Overall, the fact that 90% of the densest colonies on Skomer could be
predicted solely from variation in pressure values i.e. without the need
for slope angle, is testament to the predictive power of our approach.
CFD is particularly well-suited to modelling habitat selection in
seabirds, as marine and coastal environments experience some of the most
extreme wind conditions47, and wind fields also tend
to be reasonably laminar ahead of islands. A key future challenge will
be to test this approach over larger areas. Combining airflow modelling
with data on rainfall and breeding success will also provide new
mechanistic insight into the basis for habitat selection and how global
change may impact birds at their nesting sites.
Methods
Our approach centres around the estimation of airflow parameters around
Skomer Island (51° 44.271’N, 5° 17.668’W) and the use of these
parameters, in combination with slope angle, from a highly resolved
LiDAR digital elevation model, to predict the distribution of breeding
guillemots on Skomer and then on the neighbouring island of Skokholm.
The 2015 Skomer guillemot breeding bird survey48 was
digitized in ArcMap 10.5.1 (ESRI, Redlands, California) and used to
delineate sections on the island’s cliffs that were occupied by breeding
birds. It was also used to identify the 10 largest colonies (count ≥ 592
individuals) and 11 densest colonies (density ≥ 0.835, birds per sq. m),
with thresholds being selected by visually identifying clear
breakpoints.
A “digital elevation model” (DEM) (50 cm resolution retrieved from Lle
Geo-Portal http://lle.gov.wales) was used to identify cliff habitat by
selecting slopes ≥ 20o (initial trials showed this
value performed well in isolating cliff habitat). The resultant area was
divided into sections according to those used in the breeding survey.

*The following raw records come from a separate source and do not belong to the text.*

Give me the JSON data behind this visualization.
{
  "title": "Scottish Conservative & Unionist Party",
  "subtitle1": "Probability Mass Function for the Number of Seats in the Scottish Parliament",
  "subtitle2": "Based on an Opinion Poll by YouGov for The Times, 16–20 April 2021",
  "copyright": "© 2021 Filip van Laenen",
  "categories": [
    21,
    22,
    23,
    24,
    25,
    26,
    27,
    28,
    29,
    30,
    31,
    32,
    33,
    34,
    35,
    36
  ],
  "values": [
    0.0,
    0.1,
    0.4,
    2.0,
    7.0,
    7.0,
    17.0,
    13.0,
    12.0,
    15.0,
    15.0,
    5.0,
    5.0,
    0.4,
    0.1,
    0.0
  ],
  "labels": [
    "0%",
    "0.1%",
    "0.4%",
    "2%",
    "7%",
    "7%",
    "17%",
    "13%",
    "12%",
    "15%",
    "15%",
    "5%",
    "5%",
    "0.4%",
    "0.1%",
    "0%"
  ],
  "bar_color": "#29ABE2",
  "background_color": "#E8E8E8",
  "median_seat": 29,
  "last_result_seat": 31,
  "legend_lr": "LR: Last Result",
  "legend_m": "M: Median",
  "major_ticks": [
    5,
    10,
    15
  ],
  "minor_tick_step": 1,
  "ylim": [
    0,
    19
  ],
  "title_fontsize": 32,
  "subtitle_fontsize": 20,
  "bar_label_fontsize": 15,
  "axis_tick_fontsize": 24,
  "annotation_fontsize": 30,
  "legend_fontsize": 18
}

These same sections (71 in total) were used in all further analyses, 38
of which were occupied by breeding birds (Fig. 2 a). The minimum height
of each section was taken as 10 m to account for variation in tide
height (maximum tide height ~ 5 m on the day the DEM was
produced), the maximum wave height (taken to be 3 m), as well as a
minimum distance above water that birds tend to nest, taken to be 2
metres7. The maximum height of each section was
reduced using a minimum distance of 15 m from the top of the cliff. This
distance was the mean proximity of nests from the top of the cliffs for
three major colonies, based on highly resolved theodolite
measurements49.
A similar approach was taken to digitize the distribution of breeding
guillemots on Skokholm from the 2018 breeding bird
survey50 (Supplementary Fig. 1a). However, because the
elevation of Skokholm’s cliffs is much lower, the minimum distance from
the top of the cliffs, was set at 7 m (this value was arrived at in
consultation with the wardens). The small proportion of occupied cliffs
that did not satisfy this threshold were not mapped. In the cases where
estimates of bird numbers were given in relation to a single point on
the map, we used a minimum section length of 30 m of coastline, unless
ascribing this width to adjacent colonies would have resulted in
unoccupied sections of < 30 m, in which case we assigned a
section of 30-50 m in length. This approach resulted in 35 colonised
areas from a total of 91 (Supplementary Fig. 1b).